Server Technology Switched Rack PDU Installation And Operation Manual - page 131
Switched PDU
Installation and Operations Manual
Advanced Operations 131
Displaying TACACS account access:
The List TacPriv command displays all access rights for a TACACS+ account.
To display TACACS account access:
At the Switched CDU: prompt, type list tacpriv, optionally followed by a TACACS+ account. Press Enter.
Example
The following command displays information about the TACACS+ account 1:
Switched CDU: list tacpriv 1
TACACS+ Privilege Level: 1
Outlet Outlet
ID Name
.A1 DataServer_1
.A2 WebServer_1
Groups:
ServerGroup_1
ServerGroup_2
More (Y/es N/o): Y
Ports:
Port ID Port Name
Console Console
Members of the TACACS privilege level 1 account can access the following outlets, outlet groups and serial ports:
outlet A1 which has a descriptive name of DataServer_1, outlet A2 which has a descriptive name of WebServer_1,
group ServerGroup_1 group ServerGroup_2 and Console serial port.
TACACS+ Technical Specifications
Authentication START Packet includes:
action = 1 (TAC_PLUS_AUTHEN_LOGIN)
priv_lvl = 0 (TAC_PLUS_PRIV_LVL_MIN)
authen_type = 1 (TAC_PLUS_AUTHEN_TYPE_ASCII)
service = 1 (TAC_PLUS_AUTHEN_SVC_LOGIN)
user = (entered username)
port = (access path into the unit)
rem_addr = ‘Sentry3_xxxxxx’ (xxxxxx is last six digits of MAC address)
data = ‘‘ (null)
NOTE: The password is sent in a “continue” packet.
Authorization REQUEST Packet includes:
authen_method = 6 (TAC_PLUS_AUTHEN_METH_TACACSPLUS)
priv_lvl = 0 (TAC_PLUS_PRIV_LVL_MIN)
authen_type = 1 (TAC_PLUS_AUTHEN_TYPE_ASCII)
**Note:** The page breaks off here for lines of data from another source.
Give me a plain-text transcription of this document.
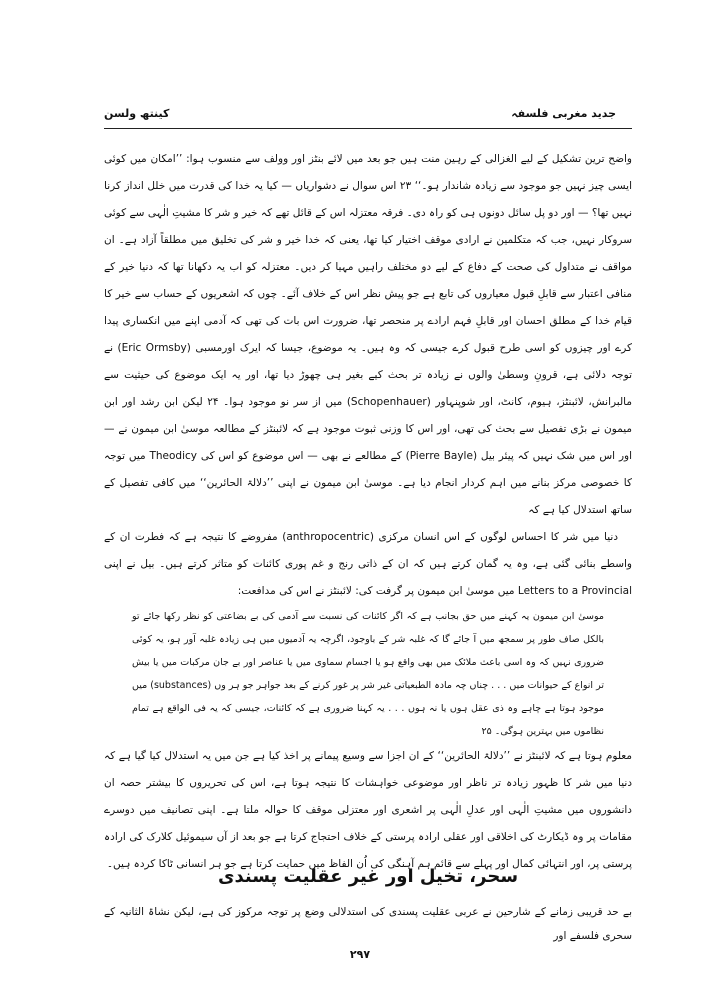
کینتھ ولسن	جدید مغربی فلسفہ

واضح ترین تشکیل کے لیے الغزالی کے رہین منت ہیں جو بعد میں لائے بنٹز اور وولف سے منسوب ہوا: ’’امکان میں کوئی ایسی چیز نہیں جو موجود سے زیادہ شاندار ہو۔‘‘ ۲۳ اس سوال نے دشواریاں — کیا یہ خدا کی قدرت میں خلل انداز کرنا نہیں تھا؟ — اور دو پل سائل دونوں ہی کو راہ دی۔ فرقہ معتزلہ اس کے قائل تھے کہ خیر و شر کا مشیتِ الٰہی سے کوئی سروکار نہیں، جب کہ متکلمین نے ارادی موقف اختیار کیا تھا، یعنی کہ خدا خیر و شر کی تخلیق میں مطلقاً آزاد ہے۔ ان مواقف نے متداول کی صحت کے دفاع کے لیے دو مختلف راہیں مہیا کر دیں۔ معتزلہ کو اب یہ دکھانا تھا کہ دنیا خیر کے منافی اعتبار سے قابلِ قبول معیاروں کی تابع ہے جو پیش نظر اس کے خلاف آئے۔ چوں کہ اشعریوں کے حساب سے خیر کا قیام خدا کے مطلق احسان اور قابلِ فہم ارادے پر منحصر تھا، ضرورت اس بات کی تھی کہ آدمی اپنے میں انکساری پیدا کرے اور چیزوں کو اسی طرح قبول کرے جیسی کہ وہ ہیں۔ یہ موضوع، جیسا کہ ایرک اورمسبی (Eric Ormsby) نے توجہ دلائی ہے، قرونِ وسطیٰ والوں نے زیادہ تر بحث کیے بغیر ہی چھوڑ دیا تھا، اور یہ ایک موضوع کی حیثیت سے مالبرانش، لائبنٹز، ہیوم، کانٹ، اور شوپنہاور (Schopenhauer) میں از سر نو موجود ہوا۔ ۲۴ لیکن ابن رشد اور ابن میمون نے بڑی تفصیل سے بحث کی تھی، اور اس کا وزنی ثبوت موجود ہے کہ لائبنٹز کے مطالعہ موسیٰ ابن میمون نے — اور اس میں شک نہیں کہ پیئر بیل (Pierre Bayle) کے مطالعے نے بھی — اس موضوع کو اس کی Theodicy میں توجہ کا خصوصی مرکز بنانے میں اہم کردار انجام دیا ہے۔ موسیٰ ابن میمون نے اپنی ’’دلالۃ الحائرین‘‘ میں کافی تفصیل کے ساتھ استدلال کیا ہے کہ

دنیا میں شر کا احساس لوگوں کے اس انسان مرکزی (anthropocentric) مفروضے کا نتیجہ ہے کہ فطرت ان کے واسطے بنائی گئی ہے، وہ یہ گمان کرتے ہیں کہ ان کے ذاتی رنج و غم پوری کائنات کو متاثر کرتے ہیں۔ بیل نے اپنی Letters to a Provincial میں موسیٰ ابن میمون پر گرفت کی: لائبنٹز نے اس کی مدافعت:

موسیٰ ابن میمون یہ کہنے میں حق بجانب ہے کہ اگر کائنات کی نسبت سے آدمی کی بے بضاعتی کو نظر رکھا جائے تو بالکل صاف طور پر سمجھ میں آ جائے گا کہ غلبہ شر کے باوجود، اگرچہ یہ آدمیوں میں ہی زیادہ غلبہ آور ہو، یہ کوئی ضروری نہیں کہ وہ اسی باعث ملائک میں بھی واقع ہو یا اجسام سماوی میں یا عناصر اور بے جان مرکبات میں یا بیش تر انواع کے حیوانات میں . . . چناں چہ مادہ الطبعیاتی غیر شر پر غور کرنے کے بعد جواہر جو ہر وں (substances) میں موجود ہوتا ہے چاہے وہ ذی عقل ہوں یا نہ ہوں . . . یہ کہنا ضروری ہے کہ کائنات، جیسی کہ یہ فی الواقع ہے تمام نظاموں میں بہترین ہوگی۔ ۲۵

معلوم ہوتا ہے کہ لائبنٹز نے ’’دلالۃ الحائرین‘‘ کے ان اجزا سے وسیع پیمانے پر اخذ کیا ہے جن میں یہ استدلال کیا گیا ہے کہ دنیا میں شر کا ظہور زیادہ تر ناظر اور موضوعی خواہشات کا نتیجہ ہوتا ہے، اس کی تحریروں کا بیشتر حصہ ان دانشوروں میں مشیتِ الٰہی اور عدلِ الٰہی پر اشعری اور معتزلی موقف کا حوالہ ملتا ہے۔ اپنی تصانیف میں دوسرے مقامات پر وہ ڈیکارٹ کی اخلاقی اور عقلی ارادہ پرستی کے خلاف احتجاج کرتا ہے جو بعد از آں سیموئیل کلارک کی ارادہ پرستی پر، اور انتہائی کمال اور پہلے سے قائم ہم آہنگی کی اُن الفاظ میں حمایت کرتا ہے جو ہر انسانی ٹاکا کردہ ہیں۔

سحر، تخیل اور غیر عقلیت پسندی
بے حد قریبی زمانے کے شارحین نے عربی عقلیت پسندی کی استدلالی وضع پر توجہ مرکوز کی ہے، لیکن نشاۃ الثانیہ کے سحری فلسفے اور
۲۹۷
authen_service = 1 (TAC_PLUS_AUTHEN_SVC_LOGIN)
user = (entered username)
port = (access path into the unit)
rem_addr = ‘Sentry3_xxxxxx’ (xxxxxx is last six digits of Ethernet MAC address)
service = ‘shell’ (for exec)
cmd = ‘‘ (null)
NOTE: The access paths into the PDU which support TACACS+ are Console, Telnet, SSH, HTTP, and HTTPS. For Console and
Modem, an administrator is allowed to rename these ports, in which case the assigned name is used.